McAuliffe touts pipeline at Girls State
Virginia Gov. Terry McAuliffe recently said that the proposed Atlantic Coast Pipeline (ACP) would bring Virginia’s workforce to the 21st Century.
“I support the new pipeline,” he told rising high school seniors during Virginia Girls State, held last week at Longwood University. “I’ve always said, ‘If we’re going to do it, let’s do it.’”
His repeat endorsement of of the pipeline came in response to a Q&A session.
One girl asked McAuliffe how he felt about the pipeline, emphasizing the general lack of expressed support from citizens in the region.
McAuliffe said the project was not a state project, but rather a federal one. He said he did not have a say in the project.
“It is a federal issue. It’s not a state issue. Contrary to what you may read in the paper everyday,” he said.
“We have probably close to 300 pipelines already (in Virginia),” McAuliffe said, noting that “we’re not fracking here, we’re just transporting.”
Dominion is the lead partner of the ACP, which, if approved by federal regulators, would transport natural gas from West Virginia to North Carolina, spanning Virginia.
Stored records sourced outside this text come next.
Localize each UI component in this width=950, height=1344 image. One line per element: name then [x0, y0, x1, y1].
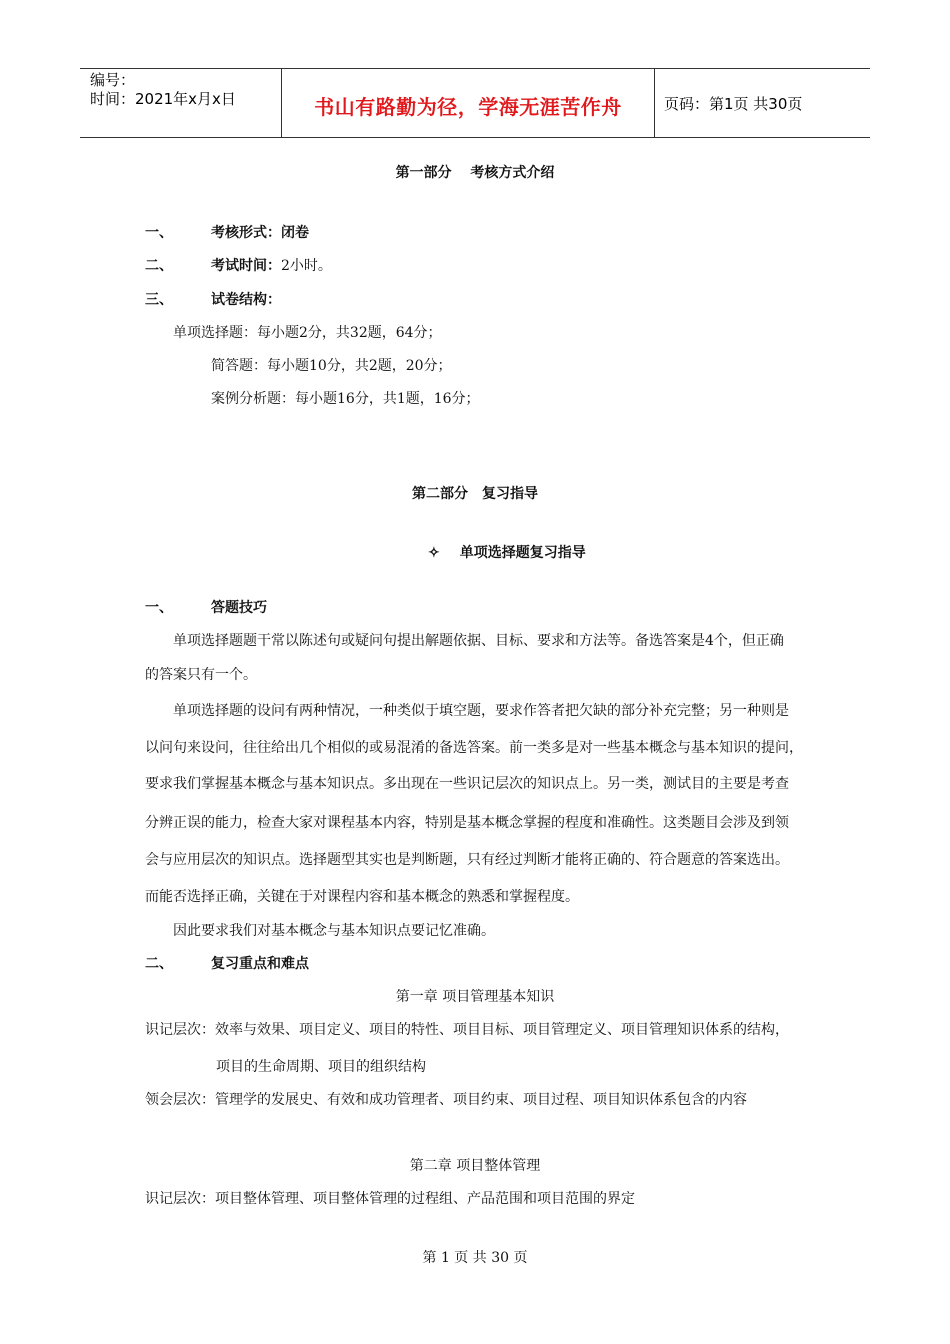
section-title: 复习重点和难点: [211, 956, 309, 972]
item-number: 三、: [145, 292, 173, 308]
header-motto: 书山有路勤为径，学海无涯苦作舟: [314, 95, 622, 119]
page-footer: 第 1 页 共 30 页: [422, 1250, 528, 1266]
paragraph-line: 要求我们掌握基本概念与基本知识点。多出现在一些识记层次的知识点上。另一类，测试目的主要是考查: [145, 776, 789, 792]
paragraph-line: 而能否选择正确，关键在于对课程内容和基本概念的熟悉和掌握程度。: [145, 889, 579, 905]
code-label: 编号：: [90, 71, 136, 89]
item-label: 试卷结构：: [211, 292, 281, 308]
item-label: 考核形式：闭卷: [211, 225, 309, 241]
header-table: [80, 68, 870, 138]
item-number: 一、: [145, 225, 173, 241]
exam-form-item: [145, 222, 309, 242]
subtitle: [428, 542, 586, 562]
item-label: 考试时间：: [211, 258, 281, 274]
paragraph-line: 的答案只有一个。: [145, 667, 257, 683]
exam-time-item: [145, 255, 332, 275]
section-heading: [145, 953, 309, 973]
understand-line: 领会层次：管理学的发展史、有效和成功管理者、项目约束、项目过程、项目知识体系包含的内容: [145, 1092, 747, 1108]
recall-line: 项目的生命周期、项目的组织结构: [216, 1059, 426, 1075]
header-divider: [654, 69, 655, 137]
structure-line: 单项选择题：每小题2分，共32题，64分；: [173, 325, 442, 341]
paragraph-line: 因此要求我们对基本概念与基本知识点要记忆准确。: [173, 923, 495, 939]
header-page-label: 页码：第1页 共30页: [664, 95, 803, 113]
item-number: 二、: [145, 258, 173, 274]
structure-line: 简答题：每小题10分，共2题，20分；: [211, 358, 452, 374]
paragraph-line: 单项选择题的设问有两种情况，一种类似于填空题，要求作答者把欠缺的部分补充完整；另一种则是: [173, 703, 789, 719]
section-number: 一、: [145, 600, 173, 616]
subtitle-text: 单项选择题复习指导: [459, 545, 586, 561]
diamond-icon: ✧: [428, 545, 440, 561]
exam-structure-item: [145, 289, 281, 309]
time-label: 时间：2021年x月x日: [90, 90, 236, 108]
paragraph-line: 单项选择题题干常以陈述句或疑问句提出解题依据、目标、要求和方法等。备选答案是4个，但正确: [173, 633, 784, 649]
item-text: 2小时。: [281, 258, 332, 274]
recall-line: 识记层次：效率与效果、项目定义、项目的特性、项目目标、项目管理定义、项目管理知识体系的结构，: [145, 1022, 789, 1038]
paragraph-line: 分辨正误的能力，检查大家对课程基本内容，特别是基本概念掌握的程度和准确性。这类题目会涉及到领: [145, 815, 789, 831]
chapter-title: 第二章 项目整体管理: [409, 1158, 541, 1174]
section-number: 二、: [145, 956, 173, 972]
section-heading: [145, 597, 267, 617]
part2-title: 第二部分 复习指导: [412, 486, 538, 502]
structure-line: 案例分析题：每小题16分，共1题，16分；: [211, 391, 480, 407]
recall-line: 识记层次：项目整体管理、项目整体管理的过程组、产品范围和项目范围的界定: [145, 1191, 635, 1207]
section-title: 答题技巧: [211, 600, 267, 616]
header-meta: [90, 71, 236, 109]
chapter-title: 第一章 项目管理基本知识: [395, 989, 555, 1005]
paragraph-line: 会与应用层次的知识点。选择题型其实也是判断题，只有经过判断才能将正确的、符合题意的答案选出。: [145, 852, 789, 868]
paragraph-line: 以问句来设问，往往给出几个相似的或易混淆的备选答案。前一类多是对一些基本概念与基本知识的提问，: [145, 740, 803, 756]
part1-title: 第一部分 考核方式介绍: [395, 165, 555, 181]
The 42-inch pipeline would travel through Buckingham, Cumberland and Prince Edward counties, if approved.
“The (ACP) pipeline needs to be done in a way that protects our assets, our historical assets, but we have 250, 300, already underground today in the commonwealth of Virginia,” McAuliffe said.
He said that the pipeline is different from the already existing pipelines, because the ACP will be state-of-the-art and environmentally protective.
“It will bring natural gas into Virginia. We will now have some of the lowest energy costs in the United States of America,” McAuliffe said.
McAuliffe argued that, the only way the U.S. can bring jobs back to Southside communities is with manufacturing and advanced manufacturing.
“It’s the only kind of business you’re going to be able to bring,” he said. “The only way you’re going to be able to do that is with cheap energy,” said McAuliffe. “We can now use this gas to create jobs and spur economic activity.”
McAuliffe said he wants to see an increase in renewable energy in the state.
“I’m a huge advocate for renewables. I put them in my legislature every year. (The) Republican legislature never appropriates funds,” McAuliffe said. “I want onshore wind, I want solar panels. I think it’s the energy of the future.”
“Google, Microsoft and Amazon will only come to a state where you give them part of their energy use as renewable,” said McAuliffe. He said he would like to see those companies come to Virginia and bring jobs.
McAuliffe emphasized that he wanted to create more jobs in the state. He encouraged the girls to “think big,” not to be afraid to fail and “to take chances.”
McAuliffe said that there are 30,000 jobs in the cyber sector in Virginia. Starting pay for those jobs is about $88,000, he said.
McAuliffe said that he would like to see high school curricula redesigned so that students are going into the workforce to learn, rather than staying in classrooms.
The governor encouraged the students to enter a career where they can change someone’s life.
The governor attends Virginia Girls and Boys State each year. The programs are sponsored by the American Legion and take place each summer for high school students who have just finished their junior year.
Girls State has been held at Longwood University for 42 years.